WIND INSTRUMENTS.
Too Long; Didn't Read
Longitudinal vibration—Columns of air—Resonance of columns of air—Length and tone—The open pipe—The overtones of an open pipe—Where overtones are used—The arrangement of the pipes and pedals—Separate sound-boards—Varieties of stops—Tuning pipes and reeds—The bellows—Electric and pneumatic actions—The largest organ in the world—Human reeds.
LONGITUDINAL VIBRATION.
IN stringed instruments we are concerned only with the transverse vibrations of a string—that is, its movements in a direction at right angles to the axis of the string. A string can also vibrate longitudinally—that is, in the direction of its axis—as may be proved by drawing a piece of resined leather along a violin string. In this case the harmonics "step up" at the same rate as when the movements were transverse.

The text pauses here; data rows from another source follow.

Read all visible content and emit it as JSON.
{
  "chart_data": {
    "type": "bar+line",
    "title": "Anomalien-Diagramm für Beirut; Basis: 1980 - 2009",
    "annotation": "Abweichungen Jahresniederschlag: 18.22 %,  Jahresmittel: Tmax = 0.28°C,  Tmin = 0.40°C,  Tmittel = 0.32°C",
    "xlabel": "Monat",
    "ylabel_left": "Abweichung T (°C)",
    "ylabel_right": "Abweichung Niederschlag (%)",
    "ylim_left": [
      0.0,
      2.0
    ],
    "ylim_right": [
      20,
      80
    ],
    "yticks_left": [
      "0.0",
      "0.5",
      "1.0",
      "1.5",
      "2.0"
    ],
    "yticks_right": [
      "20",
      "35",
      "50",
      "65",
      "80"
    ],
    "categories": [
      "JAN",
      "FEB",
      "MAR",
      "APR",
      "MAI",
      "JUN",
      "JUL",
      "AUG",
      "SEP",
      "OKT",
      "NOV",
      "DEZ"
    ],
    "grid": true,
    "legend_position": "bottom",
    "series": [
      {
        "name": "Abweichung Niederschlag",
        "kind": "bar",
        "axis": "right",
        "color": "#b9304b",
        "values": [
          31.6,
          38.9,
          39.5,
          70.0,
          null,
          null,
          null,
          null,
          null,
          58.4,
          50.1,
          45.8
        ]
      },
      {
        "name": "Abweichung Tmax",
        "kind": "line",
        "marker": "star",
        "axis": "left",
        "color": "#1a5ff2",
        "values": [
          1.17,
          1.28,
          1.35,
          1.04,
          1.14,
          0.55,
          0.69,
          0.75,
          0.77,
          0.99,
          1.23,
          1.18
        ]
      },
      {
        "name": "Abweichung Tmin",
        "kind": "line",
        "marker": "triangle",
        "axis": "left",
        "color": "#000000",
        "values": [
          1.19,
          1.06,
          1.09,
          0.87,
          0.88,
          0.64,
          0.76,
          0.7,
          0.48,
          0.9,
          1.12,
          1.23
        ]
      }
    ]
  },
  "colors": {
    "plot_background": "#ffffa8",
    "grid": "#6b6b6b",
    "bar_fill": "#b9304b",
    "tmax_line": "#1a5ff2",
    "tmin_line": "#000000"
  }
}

Let us substitute for a wire a stout bar of metal fixed at one end only. The longitudinal vibrations of this rod contain overtones of a different ratio. The first harmonic is not an octave, but a twelfth. While a tensioned string is divided by nodes into two, three, four, five, six, etc., parts, a rod fixed at one end only is capable of producing only those harmonics which correspond to division into three, five, seven, nine, etc., parts. Therefore a free-end rod and a wire of the same fundamental note would not have the same timbre, or quality, owing to the difference in the harmonics.
COLUMNS OF AIR.
In wind instruments we employ, instead of rods or wires, columns of air as the vibrating medium. The note of the column depends on its length. In the "penny whistle," flute, clarionet, and piccolo the length of the column is altered by closing or opening apertures in the substance encircling the column.